The film, together with Beery's role in Min and Bill, catapulted Beery's career. Beery signed a contract with MGM shortly thereafter specifying that he receive a dollar more per year than any other actor on the lot, effectively making him the world's highest-paid actor. The picture also made nine-year-old Jackie Cooper the first child star of the 1930s, an era noted for its numerous, popular child actors.

At the time the movie was released, critics criticized the film's lack of originality. For example, The New York Times declared that "something more novel and subtle" was needed, although it also praised Beery's acting. Variety, too, very much liked Beery in the film, noting that he delivered a "studied, adult" performance. Time called the film repetitive, blasted Cooper for sniveling, and accused director King Vidor of laying "on pathos with a steam-shovel." Nonetheless, Time praised the movie, declaring it "Utterly false and thoroughly convincing..." Many critics cited the "special chemistry" between Beery and Cooper, which led the two actors to be paired again numerous times. Cooper and Beery had no such chemistry off-screen. Cooper accused Beery of upstaging and other attempts to undermine his performances, out of what Cooper presumed was jealousy. Critics today still highly praise The Champ.

The Champ has been described as an inverted women's film, because men in the film are not generally depicted at the top of the socio-economic ladder, but are shown as a primary childcare provider.
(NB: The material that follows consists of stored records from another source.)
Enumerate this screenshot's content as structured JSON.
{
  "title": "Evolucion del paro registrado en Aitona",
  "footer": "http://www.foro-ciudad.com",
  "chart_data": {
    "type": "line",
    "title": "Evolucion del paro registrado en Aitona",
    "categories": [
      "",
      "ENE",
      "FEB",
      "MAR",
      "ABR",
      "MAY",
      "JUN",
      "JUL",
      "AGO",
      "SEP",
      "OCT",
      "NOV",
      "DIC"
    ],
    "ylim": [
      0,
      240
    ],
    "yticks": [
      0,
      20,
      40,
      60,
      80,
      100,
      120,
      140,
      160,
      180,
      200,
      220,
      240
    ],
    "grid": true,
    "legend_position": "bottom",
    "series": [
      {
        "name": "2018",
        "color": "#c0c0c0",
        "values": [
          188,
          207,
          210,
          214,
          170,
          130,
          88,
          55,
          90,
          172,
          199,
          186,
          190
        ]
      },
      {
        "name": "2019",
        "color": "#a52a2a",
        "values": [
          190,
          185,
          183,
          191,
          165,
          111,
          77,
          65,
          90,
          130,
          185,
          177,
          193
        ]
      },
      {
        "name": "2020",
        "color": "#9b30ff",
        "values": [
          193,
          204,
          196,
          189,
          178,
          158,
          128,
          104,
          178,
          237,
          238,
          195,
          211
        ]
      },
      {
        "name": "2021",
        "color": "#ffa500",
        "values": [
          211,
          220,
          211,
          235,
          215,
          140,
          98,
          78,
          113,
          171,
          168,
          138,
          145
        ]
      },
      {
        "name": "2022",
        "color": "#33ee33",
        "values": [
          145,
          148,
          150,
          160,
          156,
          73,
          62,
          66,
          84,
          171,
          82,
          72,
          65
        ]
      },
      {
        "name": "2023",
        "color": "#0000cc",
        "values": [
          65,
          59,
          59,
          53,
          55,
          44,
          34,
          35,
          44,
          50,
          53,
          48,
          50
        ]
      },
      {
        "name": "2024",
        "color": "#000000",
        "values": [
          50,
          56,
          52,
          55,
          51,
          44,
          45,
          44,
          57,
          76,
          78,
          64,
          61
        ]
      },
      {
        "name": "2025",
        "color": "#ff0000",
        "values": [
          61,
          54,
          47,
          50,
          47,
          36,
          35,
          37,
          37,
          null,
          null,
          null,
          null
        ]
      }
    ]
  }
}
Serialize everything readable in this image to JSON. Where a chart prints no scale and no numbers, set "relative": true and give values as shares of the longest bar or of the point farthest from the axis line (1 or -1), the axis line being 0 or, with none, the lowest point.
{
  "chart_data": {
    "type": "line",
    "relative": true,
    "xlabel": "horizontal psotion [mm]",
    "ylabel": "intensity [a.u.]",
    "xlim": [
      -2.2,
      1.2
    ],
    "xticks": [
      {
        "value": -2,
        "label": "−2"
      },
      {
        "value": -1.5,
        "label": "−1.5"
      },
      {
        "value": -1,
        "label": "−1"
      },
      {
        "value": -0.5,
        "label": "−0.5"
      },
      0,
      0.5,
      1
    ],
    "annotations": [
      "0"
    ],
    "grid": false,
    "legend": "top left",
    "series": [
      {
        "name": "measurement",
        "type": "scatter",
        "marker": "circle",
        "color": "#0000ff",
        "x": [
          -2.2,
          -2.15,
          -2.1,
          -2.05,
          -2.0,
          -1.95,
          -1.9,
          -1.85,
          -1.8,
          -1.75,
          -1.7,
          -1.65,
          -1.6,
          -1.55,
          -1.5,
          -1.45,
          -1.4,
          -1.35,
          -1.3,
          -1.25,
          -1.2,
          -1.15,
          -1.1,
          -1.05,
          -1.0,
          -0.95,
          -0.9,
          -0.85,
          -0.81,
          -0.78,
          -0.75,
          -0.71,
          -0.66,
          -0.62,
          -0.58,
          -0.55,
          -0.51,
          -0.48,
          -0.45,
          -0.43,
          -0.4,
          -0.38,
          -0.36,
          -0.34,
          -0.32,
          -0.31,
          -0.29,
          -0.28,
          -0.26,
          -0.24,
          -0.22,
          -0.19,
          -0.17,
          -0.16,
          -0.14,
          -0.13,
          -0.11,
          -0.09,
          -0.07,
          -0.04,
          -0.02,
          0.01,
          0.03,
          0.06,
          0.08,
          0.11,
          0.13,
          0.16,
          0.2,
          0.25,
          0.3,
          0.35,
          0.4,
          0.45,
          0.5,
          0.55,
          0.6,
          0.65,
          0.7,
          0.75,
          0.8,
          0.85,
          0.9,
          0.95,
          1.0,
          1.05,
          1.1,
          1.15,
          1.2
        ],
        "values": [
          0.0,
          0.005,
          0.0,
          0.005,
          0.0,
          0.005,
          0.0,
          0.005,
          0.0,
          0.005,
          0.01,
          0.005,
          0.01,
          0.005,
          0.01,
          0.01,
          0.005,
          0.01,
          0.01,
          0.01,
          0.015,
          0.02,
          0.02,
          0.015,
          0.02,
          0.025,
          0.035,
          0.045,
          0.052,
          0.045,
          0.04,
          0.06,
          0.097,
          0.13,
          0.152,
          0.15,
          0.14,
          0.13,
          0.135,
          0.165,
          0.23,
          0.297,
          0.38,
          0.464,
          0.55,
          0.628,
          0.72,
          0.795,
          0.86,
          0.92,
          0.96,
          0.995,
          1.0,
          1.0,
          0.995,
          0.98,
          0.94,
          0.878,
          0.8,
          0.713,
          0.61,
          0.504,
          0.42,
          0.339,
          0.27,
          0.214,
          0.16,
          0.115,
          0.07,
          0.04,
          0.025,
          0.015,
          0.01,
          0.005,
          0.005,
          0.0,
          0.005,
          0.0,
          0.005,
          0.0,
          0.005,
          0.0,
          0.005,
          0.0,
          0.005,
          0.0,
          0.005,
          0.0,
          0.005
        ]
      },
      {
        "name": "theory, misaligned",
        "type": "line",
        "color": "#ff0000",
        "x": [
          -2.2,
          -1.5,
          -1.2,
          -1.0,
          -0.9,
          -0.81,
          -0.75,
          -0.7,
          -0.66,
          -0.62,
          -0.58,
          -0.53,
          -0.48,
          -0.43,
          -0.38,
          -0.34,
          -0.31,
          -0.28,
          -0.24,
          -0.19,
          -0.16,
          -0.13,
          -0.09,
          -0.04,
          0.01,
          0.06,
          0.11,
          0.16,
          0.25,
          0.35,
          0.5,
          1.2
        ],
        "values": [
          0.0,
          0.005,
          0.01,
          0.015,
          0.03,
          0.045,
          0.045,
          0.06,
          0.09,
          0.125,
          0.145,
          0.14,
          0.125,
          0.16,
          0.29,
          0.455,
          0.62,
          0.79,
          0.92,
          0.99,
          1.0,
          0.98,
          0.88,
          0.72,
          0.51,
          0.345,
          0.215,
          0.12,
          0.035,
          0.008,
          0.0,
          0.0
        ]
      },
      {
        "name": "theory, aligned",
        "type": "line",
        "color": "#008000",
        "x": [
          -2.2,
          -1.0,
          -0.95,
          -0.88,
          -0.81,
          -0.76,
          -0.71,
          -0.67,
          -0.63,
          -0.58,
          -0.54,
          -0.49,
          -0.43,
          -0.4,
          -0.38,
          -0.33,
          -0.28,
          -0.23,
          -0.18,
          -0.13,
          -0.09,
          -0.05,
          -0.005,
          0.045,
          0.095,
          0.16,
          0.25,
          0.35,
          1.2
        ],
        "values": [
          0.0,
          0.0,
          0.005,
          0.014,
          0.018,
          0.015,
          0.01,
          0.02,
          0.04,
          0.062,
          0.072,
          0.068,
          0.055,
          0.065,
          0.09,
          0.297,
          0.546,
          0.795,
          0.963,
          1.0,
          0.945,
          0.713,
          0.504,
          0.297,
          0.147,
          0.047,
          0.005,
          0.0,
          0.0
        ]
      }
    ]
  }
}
The famous final scene, in which the camera is thrust into Jackie Cooper's weeping face, has been compared to similar aggressive and intrusive camera work in classic motion pictures such as Liebelei (Max Ophüls, dir.; 1933), Broken Blossoms (D.W. Griffith, dir.; 1919) and the films of Roberto Rossellini.
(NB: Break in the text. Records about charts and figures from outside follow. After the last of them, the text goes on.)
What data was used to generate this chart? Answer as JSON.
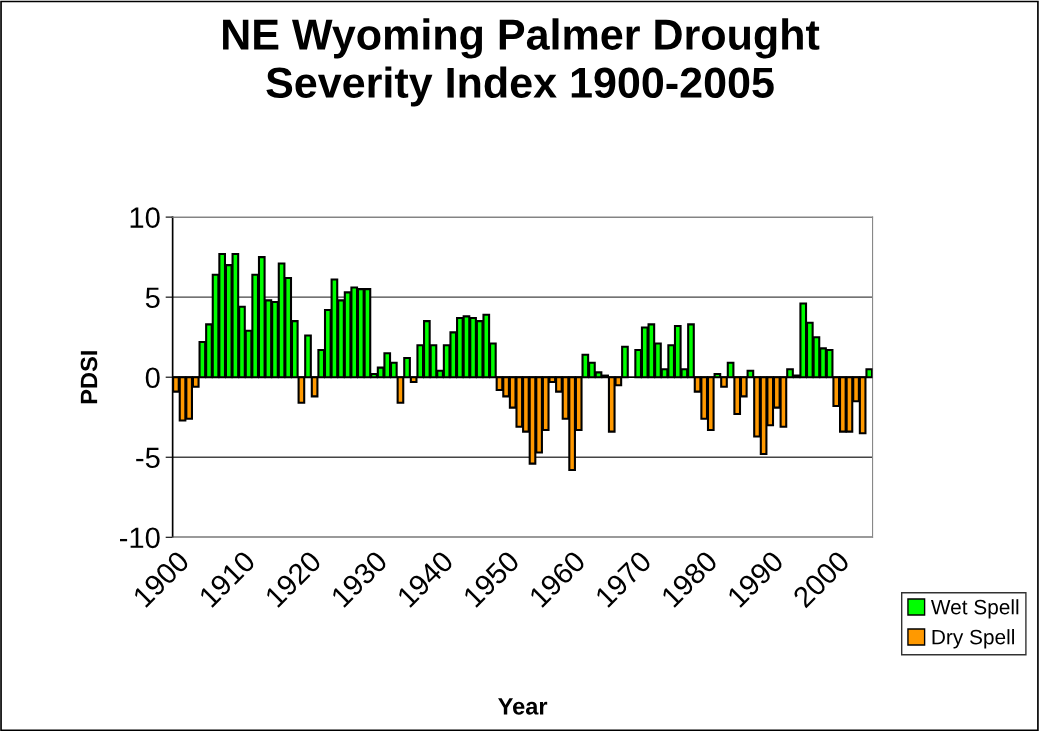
{
  "chart_data": {
    "type": "bar",
    "title": "NE Wyoming Palmer Drought Severity Index 1900-2005",
    "xlabel": "Year",
    "ylabel": "PDSI",
    "categories": [
      "1900",
      null,
      null,
      null,
      null,
      null,
      null,
      null,
      null,
      null,
      "1910",
      null,
      null,
      null,
      null,
      null,
      null,
      null,
      null,
      null,
      "1920",
      null,
      null,
      null,
      null,
      null,
      null,
      null,
      null,
      null,
      "1930",
      null,
      null,
      null,
      null,
      null,
      null,
      null,
      null,
      null,
      "1940",
      null,
      null,
      null,
      null,
      null,
      null,
      null,
      null,
      null,
      "1950",
      null,
      null,
      null,
      null,
      null,
      null,
      null,
      null,
      null,
      "1960",
      null,
      null,
      null,
      null,
      null,
      null,
      null,
      null,
      null,
      "1970",
      null,
      null,
      null,
      null,
      null,
      null,
      null,
      null,
      null,
      "1980",
      null,
      null,
      null,
      null,
      null,
      null,
      null,
      null,
      null,
      "1990",
      null,
      null,
      null,
      null,
      null,
      null,
      null,
      null,
      null,
      "2000",
      null,
      null,
      null,
      null,
      null
    ],
    "series": [
      {
        "name": "Wet Spell",
        "color": "#00ff00",
        "values": [
          null,
          null,
          null,
          null,
          2.2,
          3.3,
          6.4,
          7.7,
          7.0,
          7.7,
          4.4,
          2.9,
          6.4,
          7.5,
          4.8,
          4.7,
          7.1,
          6.2,
          3.5,
          null,
          2.6,
          null,
          1.7,
          4.2,
          6.1,
          4.8,
          5.3,
          5.6,
          5.5,
          5.5,
          0.2,
          0.6,
          1.5,
          0.9,
          null,
          1.2,
          null,
          2.0,
          3.5,
          2.0,
          0.4,
          2.0,
          2.8,
          3.7,
          3.8,
          3.7,
          3.5,
          3.9,
          2.1,
          null,
          null,
          null,
          null,
          null,
          null,
          null,
          null,
          null,
          null,
          null,
          null,
          null,
          1.4,
          0.9,
          0.3,
          0.1,
          null,
          null,
          1.9,
          null,
          1.7,
          3.1,
          3.3,
          2.1,
          0.5,
          2.0,
          3.2,
          0.5,
          3.3,
          null,
          null,
          null,
          0.2,
          null,
          0.9,
          null,
          null,
          0.4,
          null,
          null,
          null,
          null,
          null,
          0.5,
          0.1,
          4.6,
          3.4,
          2.5,
          1.8,
          1.7,
          null,
          null,
          null,
          null,
          null,
          0.5
        ]
      },
      {
        "name": "Dry Spell",
        "color": "#ff9900",
        "values": [
          -0.9,
          -2.7,
          -2.6,
          -0.6,
          null,
          null,
          null,
          null,
          null,
          null,
          null,
          null,
          null,
          null,
          null,
          null,
          null,
          null,
          null,
          -1.6,
          null,
          -1.2,
          null,
          null,
          null,
          null,
          null,
          null,
          null,
          null,
          null,
          null,
          null,
          null,
          -1.6,
          null,
          -0.3,
          null,
          null,
          null,
          null,
          null,
          null,
          null,
          null,
          null,
          null,
          null,
          null,
          -0.8,
          -1.2,
          -1.9,
          -3.1,
          -3.4,
          -5.4,
          -4.7,
          -3.3,
          -0.3,
          -0.9,
          -2.6,
          -5.8,
          -3.3,
          null,
          null,
          null,
          null,
          -3.4,
          -0.5,
          null,
          null,
          null,
          null,
          null,
          null,
          null,
          null,
          null,
          null,
          null,
          -0.9,
          -2.6,
          -3.3,
          null,
          -0.6,
          null,
          -2.3,
          -1.2,
          null,
          -3.7,
          -4.8,
          -3.0,
          -1.9,
          -3.1,
          null,
          null,
          null,
          null,
          null,
          null,
          null,
          -1.8,
          -3.4,
          -3.4,
          -1.5,
          -3.5,
          null
        ]
      }
    ],
    "ylim": [
      -10,
      10
    ],
    "yticks": [
      -10,
      -5,
      0,
      5,
      10
    ],
    "grid": "y",
    "legend": "right"
  }
}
The Champ has had significant cultural effect. A number of motion pictures in the 1930s, some of them also starring Wallace Beery, repeated the basic story about a man surrendering to drink and redeemed by the love of his long-suffering son. Film critic Judith Crist has argued that almost any film pairing an adult actor alongside a child actor must be compared to The Champ in terms of the chemistry between the actors and the effectiveness of the film. The film had an immediate effect on world cinema as well. The Champ is considered one source film which inspired Yasujirō Ozu's classic Japanese film Passing Fancy (Dekigokoro, 1933). The film was, in part, the inspiration for the father and son in the Berenstain Bears books.

==Reception==
The Champ was a big hit upon its release. According to MGM records, the film earned $917,000 domestically and $683,000 globally. The film itself also received overwhelmingly positive reviews; as of now, it currently holds a 96% freshness rating on Rotten Tomatoes. Irene Thirer of the New York Daily News described the film as “so profuse and so enjoyable as the film combines the amazing talents of Jackie Cooper with the superb histrionics of Wallace Beery”.
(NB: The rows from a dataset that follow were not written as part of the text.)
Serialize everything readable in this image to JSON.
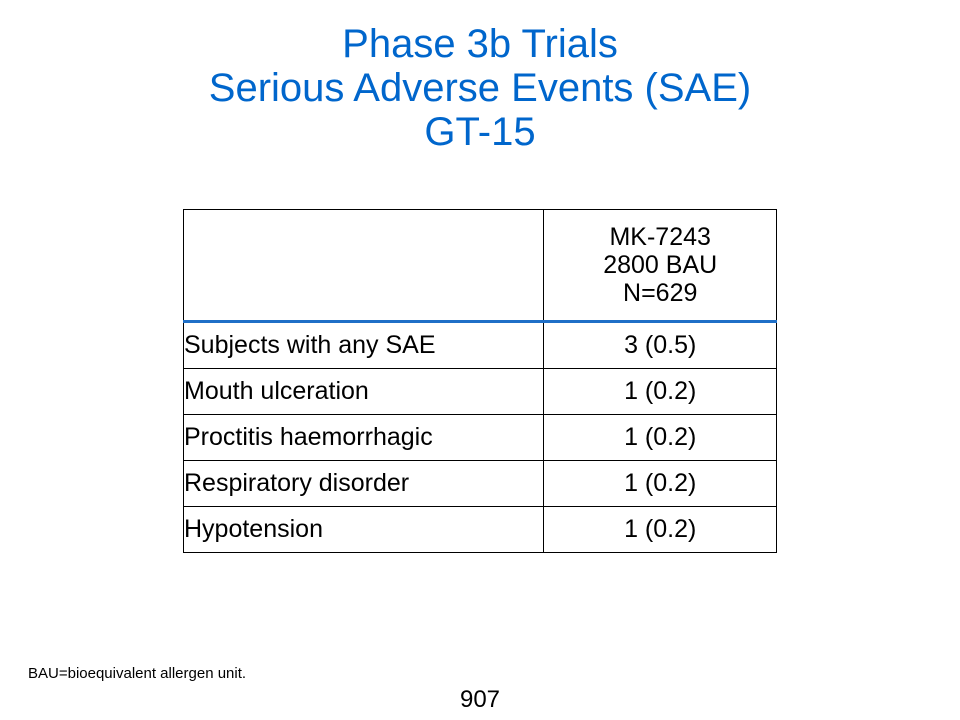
{
  "title": {
    "line1": "Phase 3b Trials",
    "line2": "Serious Adverse Events (SAE)",
    "line3": "GT-15"
  },
  "colors": {
    "title": "#0066cc",
    "header_rule": "#1f6fc7"
  },
  "table": {
    "header": {
      "label": "",
      "value_lines": [
        "MK-7243",
        "2800 BAU",
        "N=629"
      ]
    },
    "rows": [
      {
        "label": "Subjects with any SAE",
        "value": "3 (0.5)"
      },
      {
        "label": "Mouth ulceration",
        "value": "1 (0.2)"
      },
      {
        "label": "Proctitis haemorrhagic",
        "value": "1 (0.2)"
      },
      {
        "label": "Respiratory disorder",
        "value": "1 (0.2)"
      },
      {
        "label": "Hypotension",
        "value": "1 (0.2)"
      }
    ]
  },
  "footnote": "BAU=bioequivalent allergen unit.",
  "page_number": "907"
}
==Awards and nominations==

| Award | Category | Nominee(s) | Result | Ref. |
| Academy Awards | Outstanding Production | Irving Thalberg (Metro-Goldwyn-Mayer) | Nominated |  |
| Best Director | King Vidor | Nominated |
| Best Actor | Wallace Beery | Won |
| Best Original Story | Frances Marion | Won |

==Remakes==
The movie was remade in 1953 as The Clown, starring Red Skelton as a washed-up clown rather than a washed-up boxer. It was remade again in 1979 by Franco Zeffirelli (see The Champ).